Ted talks: From UNSW Business School and Sydney Swans to robo-advisor

By Neil Martin  Tuesday, 24 July 2018  @Business School

​UNSW Business School alumnus Ted Richards made a big change in his life when he moved into the financial services industry after playing professionally in the AFL for Sydney Swans.

But he believes a huge momentum shift is now also happening in the world of investment thanks to the rise of technology and the growing awareness of problems associated with age-old traditional practices.

Richards completed a Bachelor of Commerce degree at UNSW while running out every weekend for the Swans, but is now Director of Business Development at Six Park - a robo-advice service that is helping to shake up the current financial landscape.

The 35-year-old, who helped Sydney win the AFL Grand Final against Hawthorn in 2012, says evidence presented at the recent Royal Commission into Misconduct in the Banking, Superannuation and Financial Services Industry shows that change is needed – and that the growing number of fintech companies in Australia are doing just that.
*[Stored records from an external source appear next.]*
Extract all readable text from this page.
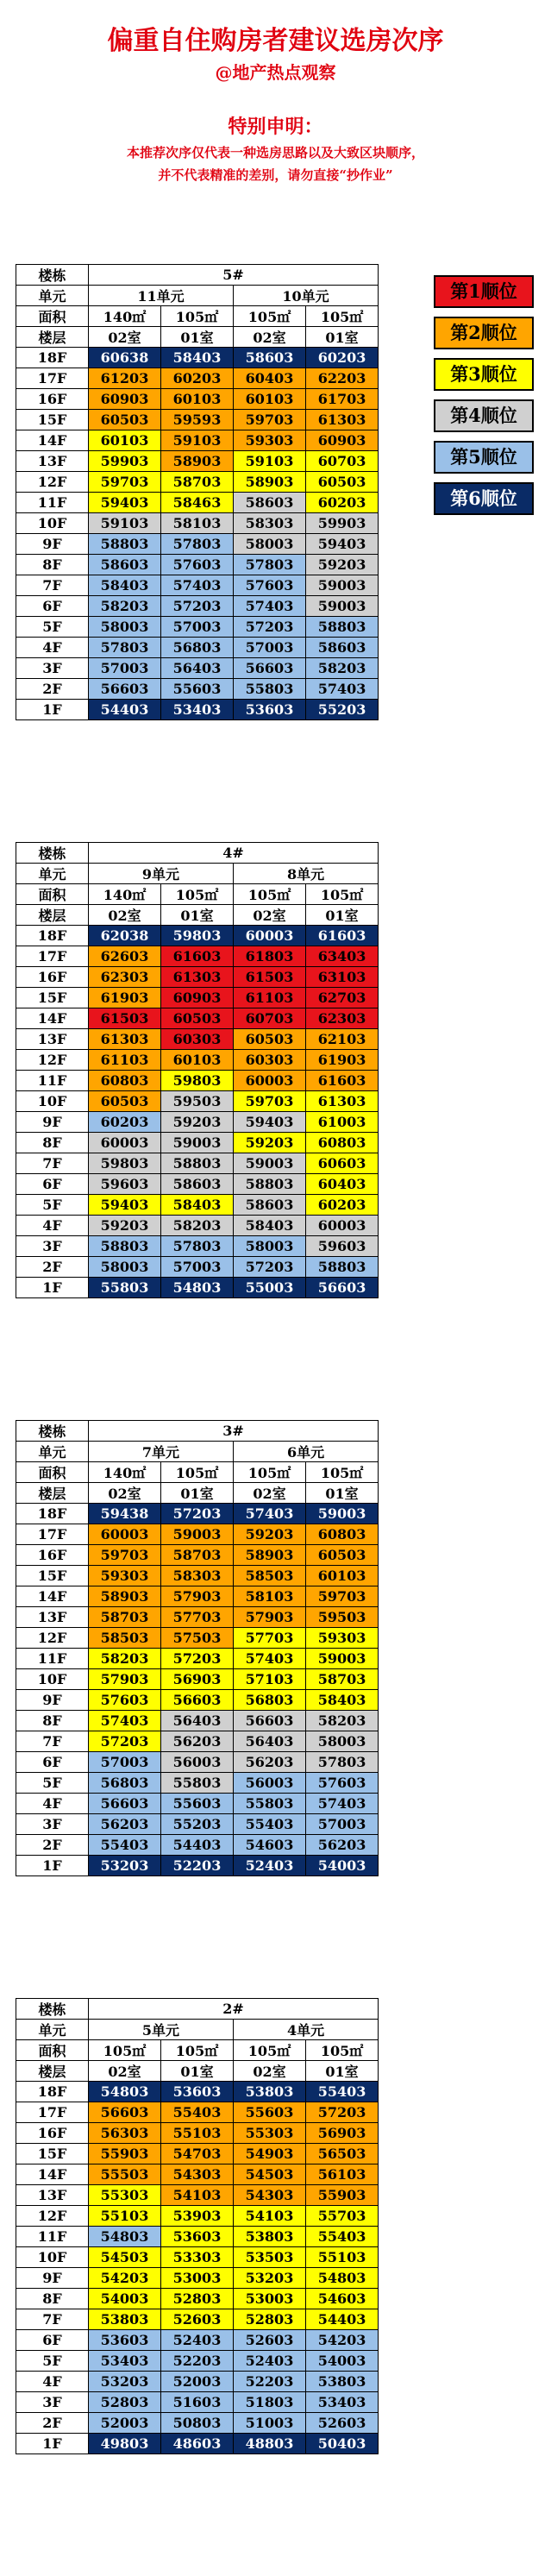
偏重自住购房者建议选房次序
@地产热点观察
特别申明：
本推荐次序仅代表一种选房思路以及大致区块顺序，
并不代表精准的差别，请勿直接“抄作业”
第1顺位
第2顺位
第3顺位
第4顺位
第5顺位
第6顺位
楼栋	5#			
单元	11单元		10单元	
面积	140㎡	105㎡	105㎡	105㎡
楼层	02室	01室	02室	01室
18F	60638	58403	58603	60203
17F	61203	60203	60403	62203
16F	60903	60103	60103	61703
15F	60503	59593	59703	61303
14F	60103	59103	59303	60903
13F	59903	58903	59103	60703
12F	59703	58703	58903	60503
11F	59403	58463	58603	60203
10F	59103	58103	58303	59903
9F	58803	57803	58003	59403
8F	58603	57603	57803	59203
7F	58403	57403	57603	59003
6F	58203	57203	57403	59003
5F	58003	57003	57203	58803
4F	57803	56803	57003	58603
3F	57003	56403	56603	58203
2F	56603	55603	55803	57403
1F	54403	53403	53603	55203
楼栋	4#			
单元	9单元		8单元	
面积	140㎡	105㎡	105㎡	105㎡
楼层	02室	01室	02室	01室
18F	62038	59803	60003	61603
17F	62603	61603	61803	63403
16F	62303	61303	61503	63103
15F	61903	60903	61103	62703
14F	61503	60503	60703	62303
13F	61303	60303	60503	62103
12F	61103	60103	60303	61903
11F	60803	59803	60003	61603
10F	60503	59503	59703	61303
9F	60203	59203	59403	61003
8F	60003	59003	59203	60803
7F	59803	58803	59003	60603
6F	59603	58603	58803	60403
5F	59403	58403	58603	60203
4F	59203	58203	58403	60003
3F	58803	57803	58003	59603
2F	58003	57003	57203	58803
1F	55803	54803	55003	56603
楼栋	3#			
单元	7单元		6单元	
面积	140㎡	105㎡	105㎡	105㎡
楼层	02室	01室	02室	01室
18F	59438	57203	57403	59003
17F	60003	59003	59203	60803
16F	59703	58703	58903	60503
15F	59303	58303	58503	60103
14F	58903	57903	58103	59703
13F	58703	57703	57903	59503
12F	58503	57503	57703	59303
11F	58203	57203	57403	59003
10F	57903	56903	57103	58703
9F	57603	56603	56803	58403
8F	57403	56403	56603	58203
7F	57203	56203	56403	58003
6F	57003	56003	56203	57803
5F	56803	55803	56003	57603
4F	56603	55603	55803	57403
3F	56203	55203	55403	57003
2F	55403	54403	54603	56203
1F	53203	52203	52403	54003
楼栋	2#			
单元	5单元		4单元	
面积	105㎡	105㎡	105㎡	105㎡
楼层	02室	01室	02室	01室
18F	54803	53603	53803	55403
17F	56603	55403	55603	57203
16F	56303	55103	55303	56903
15F	55903	54703	54903	56503
14F	55503	54303	54503	56103
13F	55303	54103	54303	55903
12F	55103	53903	54103	55703
11F	54803	53603	53803	55403
10F	54503	53303	53503	55103
9F	54203	53003	53203	54803
8F	54003	52803	53003	54603
7F	53803	52603	52803	54403
6F	53603	52403	52603	54203
5F	53403	52203	52403	54003
4F	53203	52003	52203	53803
3F	52803	51603	51803	53403
2F	52003	50803	51003	52603
1F	49803	48603	48803	50403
"Robo-advice is automated investment management. It is disrupting what a financial advisor typically does face-to-face – providing investment advice and management," Richards explains.

Shake-up

"It started in the US on the back of the financial crisis over there when people started to have an understanding they were overpaying for underperformance.

"Robo-advice has emerged from that shake-up in the industry and is continuing to grow and we think there is a real need for it in Australia – unconflicted, transparent advice – and the Royal Commission is kind of revealing that too.

"Instead of sitting down with a financial advisor face-to-face, we do a lot of that online. There is a risk assessment questionnaire and at the end of that we will make an investment recommendation for that person, and if they wish to proceed we provide a statement of advice and open up accounts and then execute the trades and manage their portfolio.

"There is the tech side which automated rebalancing of portfolios and algorithms to work out someone's risk profile. But there is a human overlay behind the technology and that is one of the reasons I was so interested in joining the business."

Richards says his time at UNSW was invaluable in helping him transition from a professional AFL player to his current financial role.

He had always been interested in stocks and shares and investments, but did not have a clear focus about what he wanted to do after football until completing his Bachelor of Commerce degree.

And he believes current UNSW Business School students are perfectly placed to take advantage of the growth of fintech across Australia.

"I very much enjoyed my time at UNSW. It was a hectic stage of life for me, balancing professional football career and still learning life skills such as time management," Richards says.

"It was originally just a degree that I thought could be useful to me after my football – although I'd be lying if I said I knew exactly what path I thought I might want to take. What the degree did provide was the clarity of the specific area within the overall commerce sector that I wanted to focus on, which was finance and investment.

"Disruption has come to many different industries and the finance and investment industry is no different. Young people at university right now have a huge opportunity to be at the forefront and involved in these businesses that are driving the changes, as opposed to people who are behind the curve in terms of their knowledge and awareness of what is happening."

Fintech

Richards paid close attention to details emerging from the recent Royal Commission, as numerous allegations were made about financial advisors falsifying documents, mis-selling financial products and charging fees for services that were not supplied.

And he thinks consumers are now becoming increasingly aware of new ways of investing – including robo-advice.

"The Royal Commission has been incredibly sad for some of the stories it has revealed, but I also think it's been necessary. For whatever reason the Australian banks and financial landscape did not change much after the global financial crisis, especially compared to overseas where there was a real shakeout. I think this Royal Commission is the shakeout that is needed in Australia," he says.

"Robo-advice is just one aspect of growing and emerging fintech landscape of Australia and that is disrupting a lot of parts of finance and investment that have traditionally not changed for decades.

"It's a very exciting space to be in. It can provide excitement of technology with important life decisions around investing.

"What I do enjoy is that we have a material ability to change people's lives for the better – engaging people to make sure their retirement is well looked after, that their savings are working for them, that fees are not eroding the power of compounding returns. I derive a lot of enjoyment and satisfaction from helping people."